The patient records was anonymized and de-identified prior to analysis. In this study, we found a higher expression of miR-21 in cancer tissues compared with normal prostatic tissue. The expression was highest in tumor stromal areas. High tumor stromal expression of miR-21 was an independent prognostic factor for biochemical failure in patients with Gleason grade 6 but not clinical failure, probably due to few events in the latter group. To our knowledge, this is the first study reporting tumor stromal expression of miR-21 as a prognostic marker for BF after radical prostatectomy. Moreover, we also found a high stromal expression to be an independent marker for PSM in RP specimens. Recent studies have shown that miRNAs are significantly altered in prostate cancer, suggesting that miRNAs act as key regulators of prostate carcinogenesis. Several studies have been conducted to identify the PC-specific miRNA signature, but n consensus has been reached with respect to miRNAs role in development and progression of PC. In a study by Violinia et al., total RNA was extracted from 363 solid cancers, including prostate cancer, and 177 normal tissues.
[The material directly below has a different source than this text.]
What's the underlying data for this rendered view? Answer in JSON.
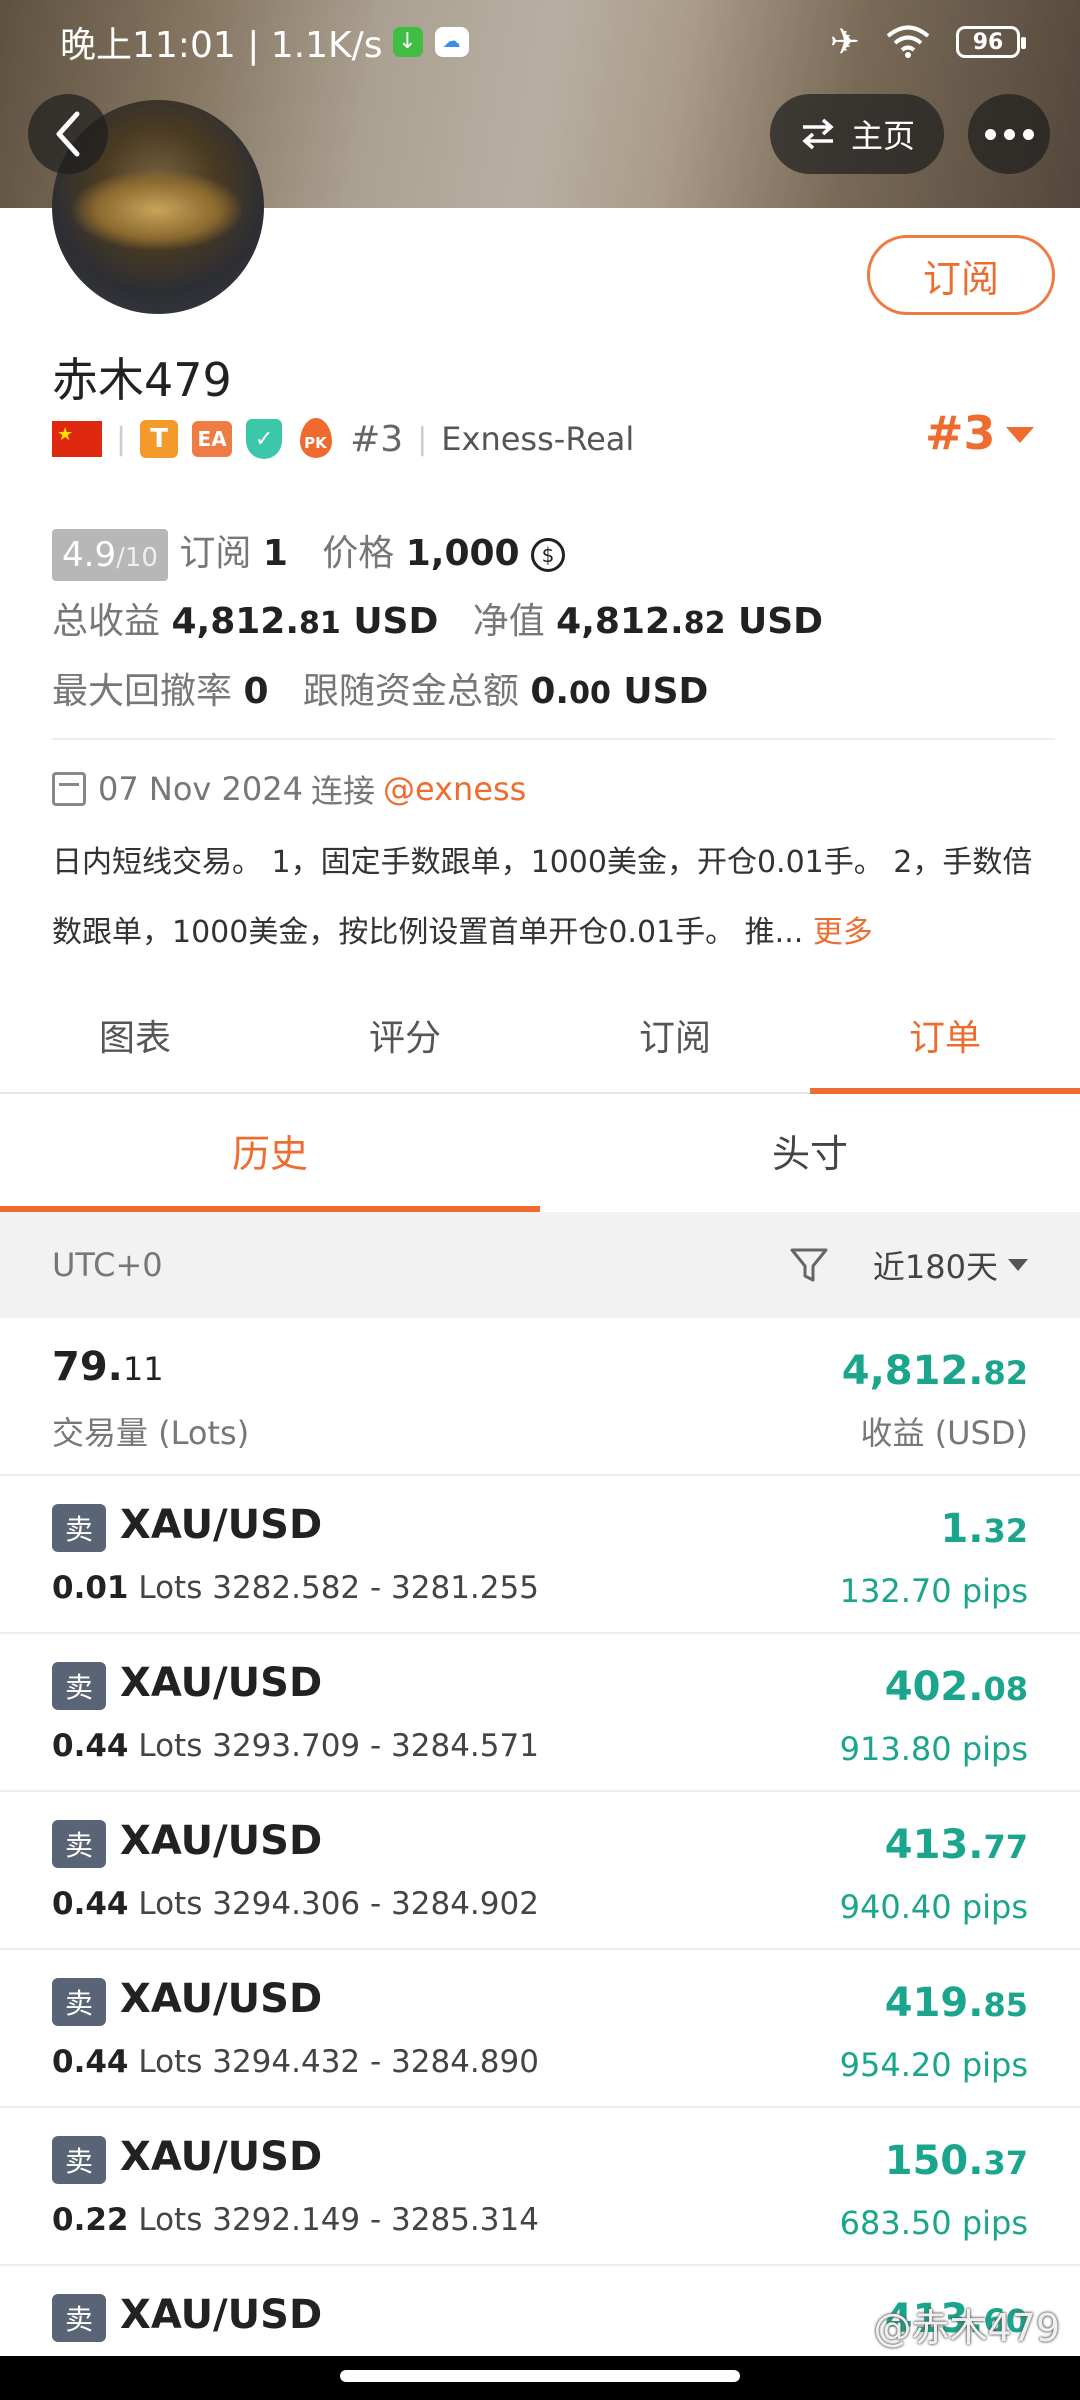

They found a general up-regulation of 39 miRNAs, including miR-21, whereas 6 miRNAs were down-regulated. These results were in partial agreement with a study by Ambs et al. in which total RNA extracted from 60 micro-dissected PC and 16 surrounding nontumor tissues were analyzed. MiR-21 is generally considered an oncogene, but so far its role in PC is unclear and the reports have been conflicting. miR-21 has been found to be elevated in PC3 and DU145 androgen-independent cell lines. Moreover, miR-21 was identified as an androgen receptorregulated miRNA whose level was elevated in PC compared with adjacent normal tissue. Inhibitions of miR-21 diminish androgen-induced PC cell proliferation, whereas elevated expression of miR-21 promotes enhanced tumor growth and castration resistance in vivo. Others have also found miR-21 upregulated in patients with NVP-BEZ235 hormone- and chemoresistant PC. We found that a high tumor stromal expression of miR-21 in tumors with Gleason score 6 predicted BF.

This is in line with previous reports. Stromal miR-21 expression analysis may be a potential tool to predict which highly differentiated tumors that is most likely to progress. Recent studies have provided valuable insights in clarifying the involment of miR-21 in tumor microenvironment: Bullock et al. demonstrated that upregulated miR21 expression occurs in cancer-associated stromal cells but not in colo-rectal cancer cells. Moreover, they found that ectopic miR-21 expression in fibroblasts modulated the cytotoxic impact of Oxaliplatin which resulted in cancer progression. Bronisz et al. demonstrated that downregulation of mir-320 in mammary stromal fibroblasts reprograms the tumor microenvironment by activating a pro-oncogenic secretome, and interestingly, Yao et al. reported that myofibroblast transdifferentiation from progenitor fibroblasts in response to TGF-b could be prevented using specific antisense inhibitors of miR-21.